# Planer for lod siding



## BruceGreen (Nov 1, 2010)

I am looking for a planer for log siding. What kind of planer do I need and what set of knives? I am biulding a small cabin and would like to make log siding (lap type) out of 2X6's or 2X8's. What would you buy? I have found lots of planers online but very little about the knife set i would need. Any help would be appreciated.


----------



## rrich (Jun 24, 2009)

BruceGreen said:


> I am looking for a planer for log siding. What kind of planer do I need and what set of knives? I am biulding a small cabin and would like to make log siding (lap type) out of 2X6's or 2X8's. What would you buy? I have found lots of planers online but very little about the knife set i would need. Any help would be appreciated.


 You might try wood miser. I've seen their ads for log cabin siding knives. Can't make any quality comments though.


----------



## boardmaker (Nov 3, 2009)

You'll want to look at woodmaster. Here is a link to a guy who is doing exactly what you are talking about. Check out his forum also.

http://woodmastermods.blogspot.com/

And here is his siding site.

http://www.americanlogs.blogspot.com/

I own a woodmaster planer. So far I love it.


----------



## rrich (Jun 24, 2009)

Sorry it is Woodmaster...

http://woodmastertools.com/

A word of caution. If you get on their snail mail list, you will be on it forever.


----------



## boardmaker (Nov 3, 2009)

Lots of youtube videos about woodmaster planers also. 

Other planers that will do what you are talking about:
RBI 
Belsaw
Powermatic 


They all resemble the Woodmaster. Most of those do not offer feed speed control. And for log siding, I think you will want it. That is where the Woodmaster will shine.

Search you local craigslist. You'll probably find one. And like rrich said, get on the mail list.

They are literally always on sale.


----------



## woodnthings (Jan 24, 2009)

*This is from Woodmaster*

A log siding knife....$$$$$ bill
http://www.woodmastertools.com/s/acces.cfm?CID=10&SID=26


----------



## rrich (Jun 24, 2009)

$648! Holy bat poop!


----------



## sketel (Sep 15, 2010)

If you want to save a thousand bucks or more, you can search for an old belsaw planer. I'm pretty sure they sold their patent to woodmaster but at any rate, they are basically the same machine. 

I got one off craigslist for $260. The one advantage you will have with the belsaw version is there is a lot more cast iron so you will have less vibration. Make sure to get a model that still has parts available. Check it out at belsaw.com


Yes, they do have a log cabin siding knife, not sure the cost. The old price list (2004) says $155.95 for 5" reveal, 166.95 for 6". This is price for one knife and two counterweights which is how they sell all their stock profiles.
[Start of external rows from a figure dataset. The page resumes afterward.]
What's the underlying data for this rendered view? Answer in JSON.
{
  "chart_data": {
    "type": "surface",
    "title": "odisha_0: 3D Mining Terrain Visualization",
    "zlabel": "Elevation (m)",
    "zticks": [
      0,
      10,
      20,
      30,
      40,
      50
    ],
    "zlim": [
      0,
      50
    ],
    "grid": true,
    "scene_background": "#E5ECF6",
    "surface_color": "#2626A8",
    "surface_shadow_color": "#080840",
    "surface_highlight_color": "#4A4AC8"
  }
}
The woodmaster is definitely an updated version. The main advantage for moulding siding is that it has a seperate, variable speed motor for the feed rollers. It also has more attachments you can check out at their website so they are more versatile than the old belsaw. 

If I sound like an expert, just be aware that I've only had mine for a few months. Most of what I am telling you is not from personal experience, just regurgitating stuff I've found on the internet.


----------



## woodnthings (Jan 24, 2009)

*Looks like this one I have*

Bought it new, never used 25 yrs ago $300.00, but no motor.
3 Hp Baldor motor was about $225.00. It runs and planes great, has rubber feed rollers. It also has a center slot for molding cutters, butI don't have any. It rattles alot when running drive chains and stuff moving around. I really like mine. :thumbsup: bill
BTW that's a jointing sled ready to go in and a 3/4 HP single stage dust/chip collector sitting on top.


----------



## boardmaker (Nov 3, 2009)

I actually have an old belsaw too. A 910. I love it too. The variable feed on the woodmaster would be invaluable on log siding I would think. 

Ask Justin on his forum. Or email him. I've emailed him, and he will help all he can. Not to promote him too much, but if he's in your area, just have him do it. (If you dont want all the fun new tools.)

BTW, that is a lot of dough to shell out for a 3 knife set. 


Woodnthings- How long does it take to fill the dc bag? I bought the hfdc and built a thien for a 55g clear barrel.


----------